Хотя в братских могилах лежали не только православные, но и магометане, и евреи, старшина был твердо убежден, что в небесной канцелярии разберутся и каждый будет определен куда ему положено.
…Я попал в эту шарагу в разгар похоронной страды, наступавшей всегда после выхода полка из боев и отвода его во второй эшелон на отдых. Поэтому мне лопатой работать уже почти не досталось. Лопату я вскоре сменил на перо и был переброшен в помощь писарю, буквально выбивавшемуся из сил от титанической работы. Кто не знает, сколько формальностей и проблем встает на пути человека, отправившегося в мир иной, и сколько хлопот падает на голову его близких.
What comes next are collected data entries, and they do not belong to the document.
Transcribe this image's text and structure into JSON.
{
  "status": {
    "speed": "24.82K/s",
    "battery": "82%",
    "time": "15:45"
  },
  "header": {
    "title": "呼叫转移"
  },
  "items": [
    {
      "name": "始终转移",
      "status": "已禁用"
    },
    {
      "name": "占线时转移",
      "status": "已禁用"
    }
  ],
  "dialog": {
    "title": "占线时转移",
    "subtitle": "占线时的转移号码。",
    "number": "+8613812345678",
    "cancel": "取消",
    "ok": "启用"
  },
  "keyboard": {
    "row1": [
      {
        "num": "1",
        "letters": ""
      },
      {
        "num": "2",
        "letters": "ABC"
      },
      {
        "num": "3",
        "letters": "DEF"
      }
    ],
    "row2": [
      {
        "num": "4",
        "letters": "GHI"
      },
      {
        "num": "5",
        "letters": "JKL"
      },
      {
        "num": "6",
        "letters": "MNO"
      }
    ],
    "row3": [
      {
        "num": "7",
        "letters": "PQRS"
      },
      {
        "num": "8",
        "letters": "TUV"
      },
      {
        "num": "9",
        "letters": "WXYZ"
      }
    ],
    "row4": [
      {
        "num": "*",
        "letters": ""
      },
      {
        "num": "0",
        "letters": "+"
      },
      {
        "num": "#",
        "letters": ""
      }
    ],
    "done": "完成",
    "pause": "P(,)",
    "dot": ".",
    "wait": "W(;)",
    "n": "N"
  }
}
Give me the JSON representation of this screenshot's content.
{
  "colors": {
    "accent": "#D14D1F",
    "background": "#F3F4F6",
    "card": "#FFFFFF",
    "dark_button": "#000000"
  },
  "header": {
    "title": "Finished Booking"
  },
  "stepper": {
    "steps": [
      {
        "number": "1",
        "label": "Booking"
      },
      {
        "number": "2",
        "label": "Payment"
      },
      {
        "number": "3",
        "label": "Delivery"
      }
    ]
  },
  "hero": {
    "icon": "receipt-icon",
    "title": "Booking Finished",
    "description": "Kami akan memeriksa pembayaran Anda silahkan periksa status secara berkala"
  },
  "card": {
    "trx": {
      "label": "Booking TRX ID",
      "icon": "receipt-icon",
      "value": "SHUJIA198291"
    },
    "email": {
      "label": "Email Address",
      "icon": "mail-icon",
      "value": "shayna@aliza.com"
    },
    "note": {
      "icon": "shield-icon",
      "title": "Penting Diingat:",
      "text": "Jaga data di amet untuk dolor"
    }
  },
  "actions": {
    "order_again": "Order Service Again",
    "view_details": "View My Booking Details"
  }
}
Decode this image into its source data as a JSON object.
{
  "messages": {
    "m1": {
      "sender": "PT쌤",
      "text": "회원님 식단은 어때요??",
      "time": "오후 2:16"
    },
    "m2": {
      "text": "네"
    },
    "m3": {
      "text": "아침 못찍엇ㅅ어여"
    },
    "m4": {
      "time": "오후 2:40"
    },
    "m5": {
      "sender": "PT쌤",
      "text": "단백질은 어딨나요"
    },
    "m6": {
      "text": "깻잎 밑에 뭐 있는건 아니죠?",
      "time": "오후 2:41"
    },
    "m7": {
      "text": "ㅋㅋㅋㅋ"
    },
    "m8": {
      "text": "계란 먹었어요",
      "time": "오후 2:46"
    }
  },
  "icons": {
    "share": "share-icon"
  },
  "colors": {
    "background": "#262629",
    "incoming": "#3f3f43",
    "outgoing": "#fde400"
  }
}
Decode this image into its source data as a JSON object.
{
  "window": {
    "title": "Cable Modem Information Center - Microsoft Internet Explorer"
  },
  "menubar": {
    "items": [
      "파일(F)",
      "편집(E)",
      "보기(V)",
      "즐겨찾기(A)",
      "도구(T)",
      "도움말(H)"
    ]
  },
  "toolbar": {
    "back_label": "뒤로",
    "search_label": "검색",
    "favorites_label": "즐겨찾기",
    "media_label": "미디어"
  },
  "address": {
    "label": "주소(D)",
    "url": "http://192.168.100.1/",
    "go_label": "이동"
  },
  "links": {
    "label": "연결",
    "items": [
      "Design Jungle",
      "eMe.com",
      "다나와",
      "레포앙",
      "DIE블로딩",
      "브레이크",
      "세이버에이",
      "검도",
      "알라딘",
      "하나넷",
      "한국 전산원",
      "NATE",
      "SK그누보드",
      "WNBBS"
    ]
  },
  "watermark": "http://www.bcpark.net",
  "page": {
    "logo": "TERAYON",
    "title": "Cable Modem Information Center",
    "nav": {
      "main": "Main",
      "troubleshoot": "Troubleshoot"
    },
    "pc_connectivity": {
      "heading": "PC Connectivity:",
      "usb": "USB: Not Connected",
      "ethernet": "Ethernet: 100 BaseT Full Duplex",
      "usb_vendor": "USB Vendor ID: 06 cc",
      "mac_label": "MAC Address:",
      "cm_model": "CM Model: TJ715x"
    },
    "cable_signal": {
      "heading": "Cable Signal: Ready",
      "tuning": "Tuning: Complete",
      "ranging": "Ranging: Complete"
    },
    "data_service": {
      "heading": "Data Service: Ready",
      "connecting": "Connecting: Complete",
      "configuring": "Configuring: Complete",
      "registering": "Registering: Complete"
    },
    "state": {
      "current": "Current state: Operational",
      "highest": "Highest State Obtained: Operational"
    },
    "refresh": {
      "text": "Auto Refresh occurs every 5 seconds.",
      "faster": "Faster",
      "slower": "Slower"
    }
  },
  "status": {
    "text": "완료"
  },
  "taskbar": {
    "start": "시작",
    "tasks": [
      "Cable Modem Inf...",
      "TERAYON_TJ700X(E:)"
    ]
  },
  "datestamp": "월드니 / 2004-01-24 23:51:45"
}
Боюсь, что я замучил читателя своими бесконечными отступлениями, уводящими его из героического мира военных придурков, которому я посвятил свое произведение, в будничную гражданскую жизнь, всем давно надоевшую. Но в этом месте я считаю нужным сделать оговорку принципиального значения.
В годы войны повсюду висели плакаты с крылатым лозунгом: «Фронт и тыл — едины». Могу к этому добавить выражение, взятое из партийно-патриотического фольклора: «Красная армия — плоть от плоти народа». Поэтому понятие «военный придурок» страдает известной ограниченностью и вызывает законный вопрос: «А что, собственно, произошло с легионом фронтовых придурков, которые перековали мечи на орала?» Да и вообще: почему только ротный, полковой или армейский придурок? Не указывая на личности, меня могут поймать на алогизме — по своей социальной сущности, придурки совсем не обязательно должны быть связаны со славной Красной армией? Почему не со славной армией стахановцев и ударников коммунистического труда? С нашими замечательными ленинскими профсоюзами — школой управления, школой хозяйствования, школой коммунизма? С нашими славными органами, продолжающими традиции Железного Феликса?..
Я не ошибусь, если скажу, что едва ли не с того дня, когда, следуя за великим Лениным, мы сломали старый мир и под руководством его гениального продолжателя приступили к строительству нового в одной отдельно взятой стране — именно в этой стране — стране героев, возникла и достигла небывалого расцвета наша славная гвардия «придурков». Придурки были всегда. «Герои уходят и приходят», — сказал товарищ Сталин, а придурки, как и народ, остаются, — скромно добавим мы.
Война, конечно, тут сыграла свою роль. Вместе со всем советским народом, в горниле войны, славная гвардия придурков продемонстрировала свою жизненную силу и выдвинула из своих рядов таких выдающихся военачальников, как полковник Брежнев, стоящий сегодня во главе всего прогрессивного человечества. Из придурков вышли и такие корифеи мичуринской науки, как Трофим Денисович Лысенко, идеологи марксизма-придуризма товарищи Суслов и Пономарев, гениальные мастера соцреализма Иван Шевцов и Всеволод Кочетов. Мы уже не говорим о выдающихся вождях советских профсоюзов, как Виктор Васильевич Гришин, или таких штурманов советской культуры, как товарищи Фурцева и Михайлов.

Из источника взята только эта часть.